The next stop was Shanghai, where we visited the Shanghai Salvage Bureau with GLE to present our new catalogue. They already use many Straightpoint Radiolink Plus load cells and it was rewarding to reinforce their knowledge of our equipment with a training session with their local sales team.

Later that week I met with a very good friend of mine, Julie Zhu, who is CEO of Kyloweigh Inc. She took me on another river trip on the Shanghai Bund. There was no match for the awe inspiring Hong Kong skyline of earlier in the trip but the voyage incorporated a visit to a brewery where I tried one of the best beers I have ever tasted, so I settled for that!

Jian Feng were my next appointment where Candy Lee was my host as we looked at their latest products. They had a range of shackles and slings in stock and it was enjoyable to spend time with Candy and get to touch and feel the equipment. My standout memory will be the spotlessly clean factory and superb layout. We try to be as efficient and clean as possible at Havant headquarters but there are always lessons to be learnt from visiting other facilities.

Too many to mention!

So many companies and fantastic lifting professionals featured in my notes this month and I can’t name them all, but I want to highlight one more—Promat (HK) Ltd, who showed great interest in our new catalogue and extended typically warm and friendly Asian hospitality.

My month concluded in Singapore and Sri Lanka, where we exhibited at the inaugural LEEA Lifting & Rigging Conference Asia and then the Premier Industrial Exhibition & Trade Fair (INCO) respectively. More on both next month as I’m conscious this has been a lengthy entry, but it’s worth saying what a great job LEEA did of launching a new conference-exhibition.

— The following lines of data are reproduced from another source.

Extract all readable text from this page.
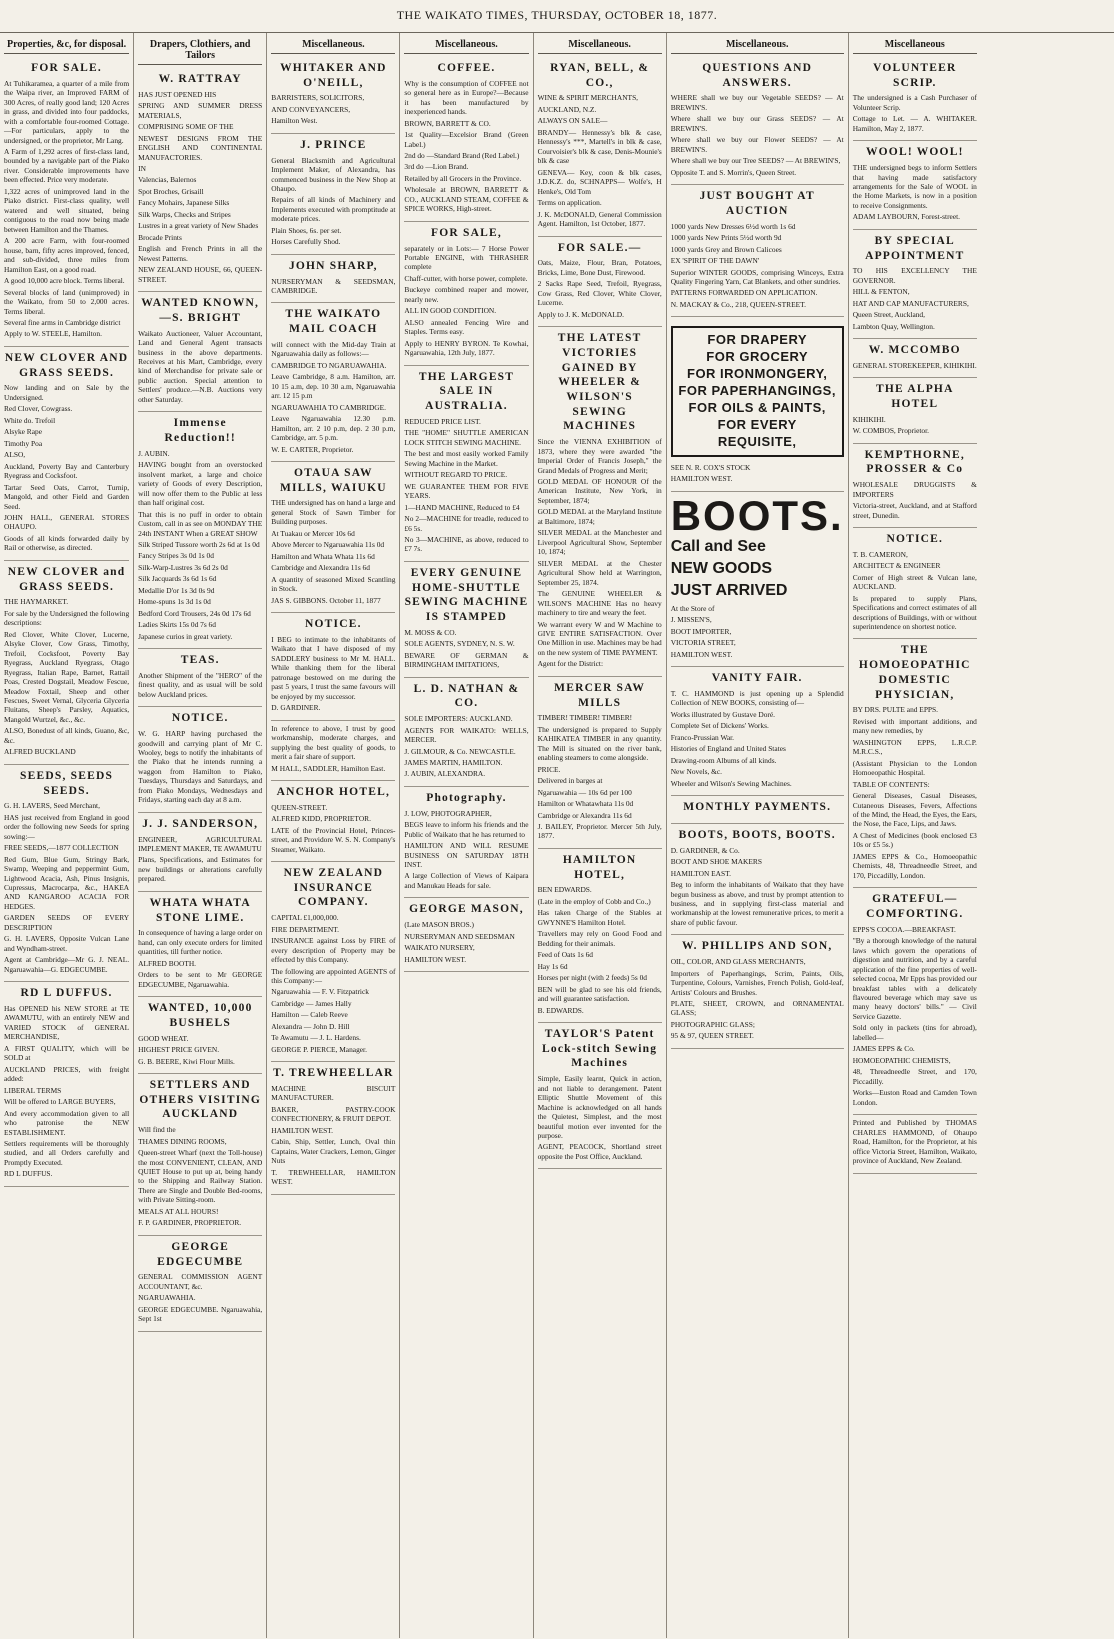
THE WAIKATO TIMES, THURSDAY, OCTOBER 18, 1877.
Properties, &c, for disposal.
FOR SALE.

At Tuhikaramea, a quarter of a mile from the Waipa river, an Improved FARM of 300 Acres, of really good land; 120 Acres in grass, and divided into four paddocks, with a comfortable four-roomed Cottage.—For particulars, apply to the undersigned, or the proprietor, Mr Lang.

A Farm of 1,292 acres of first-class land, bounded by a navigable part of the Piako river. Considerable improvements have been effected. Price very moderate.

1,322 acres of unimproved land in the Piako district. First-class quality, well watered and well situated, being contiguous to the road now being made between Hamilton and the Thames.

A 200 acre Farm, with four-roomed house, barn, fifty acres improved, fenced, and sub-divided, three miles from Hamilton East, on a good road.

A good 10,000 acre block. Terms liberal.

Several blocks of land (unimproved) in the Waikato, from 50 to 2,000 acres. Terms liberal.

Several fine arms in Cambridge district

Apply to W. STEELE, Hamilton.

NEW CLOVER AND GRASS SEEDS.

Now landing and on Sale by the Undersigned.

Red Clover, Cowgrass.

White do. Trefoil

Alsyke Rape

Timothy Poa

ALSO,

Auckland, Poverty Bay and Canterbury Ryegrass and Cocksfoot.

Tartar Seed Oats, Carrot, Turnip, Mangold, and other Field and Garden Seed.

JOHN HALL, GENERAL STORES OHAUPO.

Goods of all kinds forwarded daily by Rail or otherwise, as directed.

NEW CLOVER and GRASS SEEDS.

THE HAYMARKET.

For sale by the Undersigned the following descriptions:

Red Clover, White Clover, Lucerne, Alsyke Clover, Cow Grass, Timothy, Trefoil, Cocksfoot, Poverty Bay Ryegrass, Auckland Ryegrass, Otago Ryegrass, Italian Rape, Barnet, Rattail Poas, Crested Dogstail, Meadow Fescue, Meadow Foxtail, Sheep and other Fescues, Sweet Vernal, Glyceria Glyceria Fluitans, Sheep's Parsley, Aquatics, Mangold Wurtzel, &c., &c.

ALSO, Bonedust of all kinds, Guano, &c, &c.

ALFRED BUCKLAND

SEEDS, SEEDS SEEDS.

G. H. LAVERS, Seed Merchant,

HAS just received from England in good order the following new Seeds for spring sowing:—

FREE SEEDS,—1877 COLLECTION

Red Gum, Blue Gum, Stringy Bark, Swamp, Weeping and peppermint Gum, Lightwood Acacia, Ash, Pinus Insignis, Cupressus, Macrocarpa, &c., HAKEA AND KANGAROO ACACIA FOR HEDGES.

GARDEN SEEDS OF EVERY DESCRIPTION

G. H. LAVERS, Opposite Vulcan Lane and Wyndham-street.

Agent at Cambridge—Mr G. J. NEAL. Ngaruawahia—G. EDGECUMBE.

RD L DUFFUS.

Has OPENED his NEW STORE at TE AWAMUTU, with an entirely NEW and VARIED STOCK of GENERAL MERCHANDISE,

A FIRST QUALITY, which will be SOLD at

AUCKLAND PRICES, with freight added:

LIBERAL TERMS

Will be offered to LARGE BUYERS,

And every accommodation given to all who patronise the NEW ESTABLISHMENT.

Settlers requirements will be thoroughly studied, and all Orders carefully and Promptly Executed.

RD L DUFFUS.

Drapers, Clothiers, and Tailors
W. RATTRAY

HAS JUST OPENED HIS

SPRING AND SUMMER DRESS MATERIALS,

COMPRISING SOME OF THE

NEWEST DESIGNS FROM THE ENGLISH AND CONTINENTAL MANUFACTORIES.

IN

Valencias, Balernos

Spot Broches, Grisaill

Fancy Mohairs, Japanese Silks

Silk Warps, Checks and Stripes

Lustres in a great variety of New Shades

Brocade Prints

English and French Prints in all the Newest Patterns.

NEW ZEALAND HOUSE, 66, QUEEN-STREET.

WANTED KNOWN,—S. BRIGHT

Waikato Auctioneer, Valuer Accountant, Land and General Agent transacts business in the above departments. Receives at his Mart, Cambridge, every kind of Merchandise for private sale or public auction. Special attention to Settlers' produce.—N.B. Auctions very other Saturday.

Immense Reduction!!

J. AUBIN.

HAVING bought from an overstocked insolvent market, a large and choice variety of Goods of every Description, will now offer them to the Public at less than half original cost.

That this is no puff in order to obtain Custom, call in as see on MONDAY THE 24th INSTANT When a GREAT SHOW

Silk Striped Tussore worth 2s 6d at 1s 0d

Fancy Stripes 3s 0d 1s 0d

Silk-Warp-Lustres 3s 6d 2s 0d

Silk Jacquards 3s 6d 1s 6d

Medallie D'or 1s 3d 0s 9d

Home-spuns 1s 3d 1s 0d

Bedford Cord Trousers, 24s 0d 17s 6d

Ladies Skirts 15s 0d 7s 6d

Japanese curios in great variety.

TEAS.

Another Shipment of the "HERO" of the finest quality, and as usual will be sold below Auckland prices.

NOTICE.

W. G. HARP having purchased the goodwill and carrying plant of Mr C. Wooley, begs to notify the inhabitants of the Piako that he intends running a waggon from Hamilton to Piako, Tuesdays, Thursdays and Saturdays, and from Piako Mondays, Wednesdays and Fridays, starting each day at 8 a.m.

J. J. SANDERSON,

ENGINEER, AGRICULTURAL IMPLEMENT MAKER, TE AWAMUTU

Plans, Specifications, and Estimates for new buildings or alterations carefully prepared.

WHATA WHATA STONE LIME.

In consequence of having a large order on hand, can only execute orders for limited quantities, till further notice.

ALFRED BOOTH.

Orders to be sent to Mr GEORGE EDGECUMBE, Ngaruawahia.

WANTED, 10,000 BUSHELS

GOOD WHEAT.

HIGHEST PRICE GIVEN.

G. B. BEERE, Kiwi Flour Mills.

SETTLERS AND OTHERS VISITING AUCKLAND

Will find the

THAMES DINING ROOMS,

Queen-street Wharf (next the Toll-house) the most CONVENIENT, CLEAN, AND QUIET House to put up at, being handy to the Shipping and Railway Station. There are Single and Double Bed-rooms, with Private Sitting-room.

MEALS AT ALL HOURS!

F. P. GARDINER, PROPRIETOR.

GEORGE EDGECUMBE

GENERAL COMMISSION AGENT ACCOUNTANT, &c.

NGARUAWAHIA.

GEORGE EDGECUMBE. Ngaruawahia, Sept 1st

Miscellaneous.
WHITAKER AND O'NEILL,

BARRISTERS, SOLICITORS,

AND CONVEYANCERS,

Hamilton West.

J. PRINCE

General Blacksmith and Agricultural Implement Maker, of Alexandra, has commenced business in the New Shop at Ohaupo.

Repairs of all kinds of Machinery and Implements executed with promptitude at moderate prices.

Plain Shoes, 6s. per set.

Horses Carefully Shod.

JOHN SHARP,

NURSERYMAN & SEEDSMAN, CAMBRIDGE.

THE WAIKATO MAIL COACH

will connect with the Mid-day Train at Ngaruawahia daily as follows:—

CAMBRIDGE TO NGARUAWAHIA.

Leave Cambridge, 8 a.m. Hamilton, arr. 10 15 a.m, dep. 10 30 a.m, Ngaruawahia arr. 12 15 p.m

NGARUAWAHIA TO CAMBRIDGE.

Leave Ngaruawahia 12.30 p.m. Hamilton, arr. 2 10 p.m, dep. 2 30 p.m, Cambridge, arr. 5 p.m.

W. E. CARTER, Proprietor.

OTAUA SAW MILLS, WAIUKU

THE undersigned has on hand a large and general Stock of Sawn Timber for Building purposes.

At Tuakau or Mercer 10s 6d

Above Mercer to Ngaruawahia 11s 0d

Hamilton and Whata Whata 11s 6d

Cambridge and Alexandra 11s 6d

A quantity of seasoned Mixed Scantling in Stock.

JAS S. GIBBONS. October 11, 1877

NOTICE.

I BEG to intimate to the inhabitants of Waikato that I have disposed of my SADDLERY business to Mr M. HALL. While thanking them for the liberal patronage bestowed on me during the past 5 years, I trust the same favours will be enjoyed by my successor.

D. GARDINER.

In reference to above, I trust by good workmanship, moderate charges, and supplying the best quality of goods, to merit a fair share of support.

M HALL, SADDLER, Hamilton East.

ANCHOR HOTEL,

QUEEN-STREET.

ALFRED KIDD, PROPRIETOR.

LATE of the Provincial Hotel, Princes-street, and Providore W. S. N. Company's Steamer, Waikato.

NEW ZEALAND INSURANCE COMPANY.

CAPITAL £1,000,000.

FIRE DEPARTMENT.

INSURANCE against Loss by FIRE of every description of Property may be effected by this Company.

The following are appointed AGENTS of this Company:—

Ngaruawahia — F. V. Fitzpatrick

Cambridge — James Hally

Hamilton — Caleb Reeve

Alexandra — John D. Hill

Te Awamutu — J. L. Hardens.

GEORGE P. PIERCE, Manager.

T. TREWHEELLAR

MACHINE BISCUIT MANUFACTURER.

BAKER, PASTRY-COOK CONFECTIONERY, & FRUIT DEPOT.

HAMILTON WEST.

Cabin, Ship, Settler, Lunch, Oval thin Captains, Water Crackers, Lemon, Ginger Nuts

T. TREWHEELLAR, HAMILTON WEST.

Miscellaneous.
COFFEE.

Why is the consumption of COFFEE not so general here as in Europe?—Because it has been manufactured by inexperienced hands.

BROWN, BARRETT & CO.

1st Quality—Excelsior Brand (Green Label.)

2nd do —Standard Brand (Red Label.)

3rd do —Lion Brand.

Retailed by all Grocers in the Province.

Wholesale at BROWN, BARRETT & CO., AUCKLAND STEAM, COFFEE & SPICE WORKS, High-street.

FOR SALE,

separately or in Lots:— 7 Horse Power Portable ENGINE, with THRASHER complete

Chaff-cutter, with horse power, complete.

Buckeye combined reaper and mower, nearly new.

ALL IN GOOD CONDITION.

ALSO annealed Fencing Wire and Staples. Terms easy.

Apply to HENRY BYRON. Te Kowhai, Ngaruawahia, 12th July, 1877.

THE LARGEST SALE IN AUSTRALIA.

REDUCED PRICE LIST.

THE "HOME" SHUTTLE AMERICAN LOCK STITCH SEWING MACHINE.

The best and most easily worked Family Sewing Machine in the Market.

WITHOUT REGARD TO PRICE.

WE GUARANTEE THEM FOR FIVE YEARS.

1—HAND MACHINE, Reduced to £4

No 2—MACHINE for treadle, reduced to £6 5s.

No 3—MACHINE, as above, reduced to £7 7s.

EVERY GENUINE HOME-SHUTTLE SEWING MACHINE IS STAMPED

M. MOSS & CO.

SOLE AGENTS, SYDNEY, N. S. W.

BEWARE OF GERMAN & BIRMINGHAM IMITATIONS,

L. D. NATHAN & CO.

SOLE IMPORTERS: AUCKLAND.

AGENTS FOR WAIKATO: WELLS, MERCER.

J. GILMOUR, & Co. NEWCASTLE.

JAMES MARTIN, HAMILTON.

J. AUBIN, ALEXANDRA.

Photography.

J. LOW, PHOTOGRAPHER,

BEGS leave to inform his friends and the Public of Waikato that he has returned to

HAMILTON AND WILL RESUME BUSINESS ON SATURDAY 18TH INST.

A large Collection of Views of Kaipara and Manukau Heads for sale.

GEORGE MASON,

(Late MASON BROS.)

NURSERYMAN AND SEEDSMAN

WAIKATO NURSERY,

HAMILTON WEST.

Miscellaneous.
RYAN, BELL, & CO.,

WINE & SPIRIT MERCHANTS,

AUCKLAND, N.Z.

ALWAYS ON SALE—

BRANDY— Hennessy's blk & case, Hennessy's ***, Martell's in blk & case, Courvoisier's blk & case, Denis-Mounie's blk & case

GENEVA— Key, coon & blk cases, J.D.K.Z. do, SCHNAPPS— Wolfe's, H Henke's, Old Tom

Terms on application.

J. K. McDONALD, General Commission Agent. Hamilton, 1st October, 1877.

FOR SALE.—

Oats, Maize, Flour, Bran, Potatoes, Bricks, Lime, Bone Dust, Firewood.

2 Sacks Rape Seed, Trefoil, Ryegrass, Cow Grass, Red Clover, White Clover, Lucerne.

Apply to J. K. McDONALD.

THE LATEST VICTORIES GAINED BY WHEELER & WILSON'S SEWING MACHINES

Since the VIENNA EXHIBITION of 1873, where they were awarded "the Imperial Order of Francis Joseph," the Grand Medals of Progress and Merit;

GOLD MEDAL OF HONOUR Of the American Institute, New York, in September, 1874;

GOLD MEDAL at the Maryland Institute at Baltimore, 1874;

SILVER MEDAL at the Manchester and Liverpool Agricultural Show, September 10, 1874;

SILVER MEDAL at the Chester Agricultural Show held at Warrington, September 25, 1874.

The GENUINE WHEELER & WILSON'S MACHINE Has no heavy machinery to tire and weary the feet.

We warrant every W and W Machine to GIVE ENTIRE SATISFACTION. Over One Million in use. Machines may be had on the new system of TIME PAYMENT.

Agent for the District:

MERCER SAW MILLS

TIMBER! TIMBER! TIMBER!

The undersigned is prepared to Supply KAHIKATEA TIMBER in any quantity. The Mill is situated on the river bank, enabling steamers to come alongside.

PRICE.

Delivered in barges at

Ngaruawahia — 10s 6d per 100

Hamilton or Whatawhata 11s 0d

Cambridge or Alexandra 11s 6d

J. BAILEY, Proprietor. Mercer 5th July, 1877.

HAMILTON HOTEL,

BEN EDWARDS.

(Late in the employ of Cobb and Co.,)

Has taken Charge of the Stables at GWYNNE'S Hamilton Hotel.

Travellers may rely on Good Food and Bedding for their animals.

Feed of Oats 1s 6d

Hay 1s 6d

Horses per night (with 2 feeds) 5s 0d

BEN will be glad to see his old friends, and will guarantee satisfaction.

B. EDWARDS.

TAYLOR'S Patent Lock-stitch Sewing Machines

Simple, Easily learnt, Quick in action, and not liable to derangement. Patent Elliptic Shuttle Movement of this Machine is acknowledged on all hands the Quietest, Simplest, and the most beautiful motion ever invented for the purpose.

AGENT, PEACOCK, Shortland street opposite the Post Office, Auckland.

Miscellaneous.
QUESTIONS AND ANSWERS.

WHERE shall we buy our Vegetable SEEDS? — At BREWIN'S.

Where shall we buy our Grass SEEDS? — At BREWIN'S.

Where shall we buy our Flower SEEDS? — At BREWIN'S.

Where shall we buy our Tree SEEDS? — At BREWIN'S,

Opposite T. and S. Morrin's, Queen Street.

JUST BOUGHT AT AUCTION

1000 yards New Dresses 6½d worth 1s 6d

1000 yards New Prints 5½d worth 9d

1000 yards Grey and Brown Calicoes

EX 'SPIRIT OF THE DAWN'

Superior WINTER GOODS, comprising Winceys, Extra Quality Fingering Yarn, Cat Blankets, and other sundries.

PATTERNS FORWARDED ON APPLICATION.

N. MACKAY & Co., 218, QUEEN-STREET.

FOR DRAPERY
FOR GROCERY
FOR IRONMONGERY,
FOR PAPERHANGINGS,
FOR OILS & PAINTS,
FOR EVERY REQUISITE,

SEE N. R. COX'S STOCK

HAMILTON WEST.

BOOTS.

Call and See

NEW GOODS

JUST ARRIVED

At the Store of

J. MISSEN'S,

BOOT IMPORTER,

VICTORIA STREET,

HAMILTON WEST.

VANITY FAIR.

T. C. HAMMOND is just opening up a Splendid Collection of NEW BOOKS, consisting of—

Works illustrated by Gustave Doré.

Complete Set of Dickens' Works.

Franco-Prussian War.

Histories of England and United States

Drawing-room Albums of all kinds.

New Novels, &c.

Wheeler and Wilson's Sewing Machines.

MONTHLY PAYMENTS.
BOOTS, BOOTS, BOOTS.

D. GARDINER, & Co.

BOOT AND SHOE MAKERS

HAMILTON EAST.

Beg to inform the inhabitants of Waikato that they have begun business as above, and trust by prompt attention to business, and in supplying first-class material and workmanship at the lowest remunerative prices, to merit a share of public favour.

W. PHILLIPS AND SON,

OIL, COLOR, AND GLASS MERCHANTS,

Importers of Paperhangings, Scrim, Paints, Oils, Turpentine, Colours, Varnishes, French Polish, Gold-leaf, Artists' Colours and Brushes.

PLATE, SHEET, CROWN, and ORNAMENTAL GLASS;

PHOTOGRAPHIC GLASS;

95 & 97, QUEEN STREET.

Miscellaneous
VOLUNTEER SCRIP.

The undersigned is a Cash Purchaser of Volunteer Scrip.

Cottage to Let. — A. WHITAKER. Hamilton, May 2, 1877.

WOOL! WOOL!

THE undersigned begs to inform Settlers that having made satisfactory arrangements for the Sale of WOOL in the Home Markets, is now in a position to receive Consignments.

ADAM LAYBOURN, Forest-street.

BY SPECIAL APPOINTMENT

TO HIS EXCELLENCY THE GOVERNOR.

HILL & FENTON,

HAT AND CAP MANUFACTURERS,

Queen Street, Auckland,

Lambton Quay, Wellington.

W. MCCOMBO

GENERAL STOREKEEPER, KIHIKIHI.

THE ALPHA HOTEL

KIHIKIHI.

W. COMBOS, Proprietor.

KEMPTHORNE, PROSSER & Co

WHOLESALE DRUGGISTS & IMPORTERS

Victoria-street, Auckland, and at Stafford street, Dunedin.

NOTICE.

T. B. CAMERON,

ARCHITECT & ENGINEER

Corner of High street & Vulcan lane, AUCKLAND.

Is prepared to supply Plans, Specifications and correct estimates of all descriptions of Buildings, with or without superintendence on shortest notice.

THE HOMOEOPATHIC DOMESTIC PHYSICIAN,

BY DRS. PULTE and EPPS.

Revised with important additions, and many new remedies, by

WASHINGTON EPPS, L.R.C.P. M.R.C.S.,

(Assistant Physician to the London Homoeopathic Hospital.

TABLE OF CONTENTS:

General Diseases, Casual Diseases, Cutaneous Diseases, Fevers, Affections of the Mind, the Head, the Eyes, the Ears, the Nose, the Face, Lips, and Jaws.

A Chest of Medicines (book enclosed £3 10s or £5 5s.)

JAMES EPPS & Co., Homoeopathic Chemists, 48, Threadneedle Street, and 170, Piccadilly, London.

GRATEFUL—COMFORTING.

EPPS'S COCOA.—BREAKFAST.

"By a thorough knowledge of the natural laws which govern the operations of digestion and nutrition, and by a careful application of the fine properties of well-selected cocoa, Mr Epps has provided our breakfast tables with a delicately flavoured beverage which may save us many heavy doctors' bills." — Civil Service Gazette.

Sold only in packets (tins for abroad), labelled—

JAMES EPPS & Co.

HOMOEOPATHIC CHEMISTS,

48, Threadneedle Street, and 170, Piccadilly.

Works—Euston Road and Camden Town London.

Printed and Published by THOMAS CHARLES HAMMOND, of Ohaupo Road, Hamilton, for the Proprietor, at his office Victoria Street, Hamilton, Waikato, province of Auckland, New Zealand.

And, by way of a Stop Press, I was invited as a special guest to the opening ceremony of the final day of INCO, which was covered on ITN Sri Lanka TV. Transport Minister Champika Ranawaka was a special guest and stopped by the Straightpoint stand. What an honour!

Heading to Japan next where I’ll catch up with RUD Lifting Japan, who are showing our products at entertainment show Content Tokyo 2015 at Tokyo Big Sight.